I did not realize until recently that the veterinarian and I were both viciously fat shaming the Beagle who was only a year and a half old. How could we be so cruel and heartless? I also did not realize I secretly wanted to have her euthanized, because her life was not worth living. Thankfully, I have been educated about my hateful bigotry. I have recently started counseling so I cam be properly brainwashed… er, educated.

Note for the terminally stupid: The second paragraph is sarcasm.

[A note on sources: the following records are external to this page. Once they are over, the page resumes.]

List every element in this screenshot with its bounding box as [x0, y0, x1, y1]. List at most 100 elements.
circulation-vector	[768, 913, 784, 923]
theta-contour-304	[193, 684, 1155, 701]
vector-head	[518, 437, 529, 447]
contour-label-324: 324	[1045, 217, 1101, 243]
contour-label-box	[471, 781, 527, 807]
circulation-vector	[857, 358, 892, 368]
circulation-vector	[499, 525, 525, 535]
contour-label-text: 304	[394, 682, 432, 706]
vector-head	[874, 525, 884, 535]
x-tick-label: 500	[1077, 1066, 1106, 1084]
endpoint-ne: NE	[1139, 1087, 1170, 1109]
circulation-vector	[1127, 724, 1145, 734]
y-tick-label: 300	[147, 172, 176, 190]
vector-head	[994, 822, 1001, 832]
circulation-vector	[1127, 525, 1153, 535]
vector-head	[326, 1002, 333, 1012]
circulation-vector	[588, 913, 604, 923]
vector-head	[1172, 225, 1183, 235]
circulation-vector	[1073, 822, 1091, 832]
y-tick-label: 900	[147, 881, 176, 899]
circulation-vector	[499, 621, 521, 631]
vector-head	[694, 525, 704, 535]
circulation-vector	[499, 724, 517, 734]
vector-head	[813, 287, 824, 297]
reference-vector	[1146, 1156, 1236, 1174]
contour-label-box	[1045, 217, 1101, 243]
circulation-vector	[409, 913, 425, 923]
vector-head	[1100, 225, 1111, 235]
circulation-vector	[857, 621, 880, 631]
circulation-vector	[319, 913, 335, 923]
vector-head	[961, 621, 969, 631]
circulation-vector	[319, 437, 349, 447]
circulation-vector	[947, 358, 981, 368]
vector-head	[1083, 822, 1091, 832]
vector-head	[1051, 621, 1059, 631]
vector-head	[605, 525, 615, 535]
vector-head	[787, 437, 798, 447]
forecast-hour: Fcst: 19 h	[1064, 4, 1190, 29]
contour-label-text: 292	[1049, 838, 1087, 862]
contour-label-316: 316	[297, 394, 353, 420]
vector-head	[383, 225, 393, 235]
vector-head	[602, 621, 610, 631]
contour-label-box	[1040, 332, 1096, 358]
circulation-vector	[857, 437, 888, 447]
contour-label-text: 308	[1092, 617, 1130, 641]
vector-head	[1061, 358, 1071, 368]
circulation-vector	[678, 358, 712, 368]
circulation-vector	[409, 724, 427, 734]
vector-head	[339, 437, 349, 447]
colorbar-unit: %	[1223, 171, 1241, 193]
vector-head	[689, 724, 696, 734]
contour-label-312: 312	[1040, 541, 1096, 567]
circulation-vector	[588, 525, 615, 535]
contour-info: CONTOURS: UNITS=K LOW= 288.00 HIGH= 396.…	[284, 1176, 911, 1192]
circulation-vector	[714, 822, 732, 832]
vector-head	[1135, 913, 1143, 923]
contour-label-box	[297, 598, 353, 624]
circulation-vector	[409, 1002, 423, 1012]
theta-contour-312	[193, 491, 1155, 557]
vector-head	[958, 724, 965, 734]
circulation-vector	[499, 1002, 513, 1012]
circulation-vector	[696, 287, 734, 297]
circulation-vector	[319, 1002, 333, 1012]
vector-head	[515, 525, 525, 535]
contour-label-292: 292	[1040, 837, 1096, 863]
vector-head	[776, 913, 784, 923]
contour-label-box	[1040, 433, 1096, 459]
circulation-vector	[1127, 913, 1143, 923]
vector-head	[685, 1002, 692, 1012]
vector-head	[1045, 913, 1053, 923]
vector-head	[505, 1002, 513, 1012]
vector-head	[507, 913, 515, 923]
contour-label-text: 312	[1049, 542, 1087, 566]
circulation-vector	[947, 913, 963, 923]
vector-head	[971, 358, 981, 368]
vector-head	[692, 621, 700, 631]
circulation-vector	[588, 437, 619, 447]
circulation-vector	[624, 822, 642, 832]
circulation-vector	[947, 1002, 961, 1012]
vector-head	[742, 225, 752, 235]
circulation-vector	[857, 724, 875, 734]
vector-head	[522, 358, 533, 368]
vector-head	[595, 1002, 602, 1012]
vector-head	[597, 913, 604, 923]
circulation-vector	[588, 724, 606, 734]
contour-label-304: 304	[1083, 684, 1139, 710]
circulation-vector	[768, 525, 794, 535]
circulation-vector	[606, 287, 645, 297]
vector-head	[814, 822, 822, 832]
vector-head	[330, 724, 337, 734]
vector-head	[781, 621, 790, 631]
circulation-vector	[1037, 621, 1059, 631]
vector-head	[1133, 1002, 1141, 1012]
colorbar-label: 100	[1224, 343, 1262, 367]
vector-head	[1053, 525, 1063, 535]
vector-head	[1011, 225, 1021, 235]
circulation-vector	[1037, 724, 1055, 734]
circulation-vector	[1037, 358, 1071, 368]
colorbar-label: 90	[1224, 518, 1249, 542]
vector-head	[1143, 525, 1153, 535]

Obviously “fat shaming” for the purpose of cruelty is wrong. No one should be attacked, humiliated, berated or tormented for their physical features. A common taunt on elementary school playgrounds is still practiced at the highest levels of politics by people who really ought to know better and who ought to be setting a good example. Women, especially, are often viciously mocked for their looks.

But it is well documented that being overweight does raise the risks of certain health problems. And, quite frankly, I will trust decades of medical research more than one crank at the Huffington Post.

It certainly does not help the argument for “fat acceptance” to be pretending it is common for fat people to be seen as “better off dead,” that fat people “don’t deserve decency and kindness.” This is not debating common arguments. This is either fabricating an “argument” no one has made or collecting the rantings from trolls on 4Chan or Reddit and pretending they are common.

It is true that “a person’s health is not anyone’s business but their own.” I despise intrusive nanny-state regulations that seek to impose on us what other people think are better ways to live. But we all have family members, friends, siblings, parents, children and spouses who love us and want what is best for us. When we are doing something self destructive, we are often warned away from it – not because people want to control us but because they do not want to see us hurt.

Pointing out that it is unhealthy to be morbidly obese and that obese people should not be glorying in their excessive weight is not shaming people. It is an attempt to put the brakes on a destructive movement that cares more about self-esteem than the health and lives of people. The people campaigning for “fat acceptance” do not actually care about fat people. They care about adding a new chapter to the ideology (although it might more accurately be described as a cult) of Political Correctness.